Anonymous 0 Comments

Sidebar question – I remember when the LHC was coming on line years ago, and the internet was saying that a black hole could be created, and of course people who do not fully understand how things work, panicked. I was one of those people who don’t understand how it works, but presumed the panic was stupid and unjustified simply because I don’t think we live in a world (yet) where mad scientists want to destroy humanity to get an answer to a question.
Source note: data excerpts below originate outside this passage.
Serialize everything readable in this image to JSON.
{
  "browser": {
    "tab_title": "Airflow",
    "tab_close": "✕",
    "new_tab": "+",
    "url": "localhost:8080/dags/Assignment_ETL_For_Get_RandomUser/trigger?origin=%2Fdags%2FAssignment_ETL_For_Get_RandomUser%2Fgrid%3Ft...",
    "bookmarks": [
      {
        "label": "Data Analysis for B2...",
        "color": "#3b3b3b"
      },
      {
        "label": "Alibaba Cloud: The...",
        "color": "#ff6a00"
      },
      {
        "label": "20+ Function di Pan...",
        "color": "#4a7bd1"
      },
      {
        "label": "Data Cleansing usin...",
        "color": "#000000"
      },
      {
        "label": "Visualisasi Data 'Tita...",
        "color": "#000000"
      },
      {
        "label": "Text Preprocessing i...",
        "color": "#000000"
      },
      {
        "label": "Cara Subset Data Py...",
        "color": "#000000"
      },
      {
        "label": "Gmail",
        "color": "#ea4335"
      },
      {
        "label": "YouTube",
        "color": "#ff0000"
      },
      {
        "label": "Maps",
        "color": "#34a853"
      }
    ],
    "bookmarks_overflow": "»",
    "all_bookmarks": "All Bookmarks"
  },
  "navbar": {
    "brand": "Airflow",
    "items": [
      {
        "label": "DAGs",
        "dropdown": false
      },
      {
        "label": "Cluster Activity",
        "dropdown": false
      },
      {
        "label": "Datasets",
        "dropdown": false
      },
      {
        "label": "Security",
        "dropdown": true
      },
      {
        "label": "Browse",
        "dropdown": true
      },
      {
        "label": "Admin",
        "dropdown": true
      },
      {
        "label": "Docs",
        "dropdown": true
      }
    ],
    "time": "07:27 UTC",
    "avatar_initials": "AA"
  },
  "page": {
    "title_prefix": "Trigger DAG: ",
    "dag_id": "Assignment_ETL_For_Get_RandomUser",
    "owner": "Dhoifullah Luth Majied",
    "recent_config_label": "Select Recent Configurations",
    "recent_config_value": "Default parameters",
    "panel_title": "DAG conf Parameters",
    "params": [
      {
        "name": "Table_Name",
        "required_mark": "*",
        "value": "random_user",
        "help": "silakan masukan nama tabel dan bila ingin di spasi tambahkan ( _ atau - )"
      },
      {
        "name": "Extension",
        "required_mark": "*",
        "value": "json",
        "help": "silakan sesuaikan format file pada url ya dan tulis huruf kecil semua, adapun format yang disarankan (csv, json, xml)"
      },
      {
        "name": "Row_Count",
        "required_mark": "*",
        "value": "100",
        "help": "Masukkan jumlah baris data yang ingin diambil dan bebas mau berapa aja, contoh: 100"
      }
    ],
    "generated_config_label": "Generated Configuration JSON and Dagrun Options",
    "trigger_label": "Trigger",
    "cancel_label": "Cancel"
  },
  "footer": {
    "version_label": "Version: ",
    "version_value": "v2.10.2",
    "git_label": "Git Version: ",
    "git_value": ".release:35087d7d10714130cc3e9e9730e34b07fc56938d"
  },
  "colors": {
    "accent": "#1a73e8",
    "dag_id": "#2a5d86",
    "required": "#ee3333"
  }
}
So was there actually any legitimate concern about the LHC unintentionally “creating a black hole”?

Anonymous 0 Comments

Remember when you were a kid and it was fun to take something and smash it on the ground to see it shatter into pieces? Remember how sometimes you’d throw it on the ground and it didn’t break, so you picked it back up and threw it even harder?

That’s what the Large Hadron Collider does. The things it’s trying to shatter into pieces are really, really, strong at keeping themselves from shattering, so the LHC uses magnets to get the things moving really, really, fast in order to smash them together as hard possible in order to shatter them into the smaller pieces that make them up. Scientists then study these smaller pieces for science.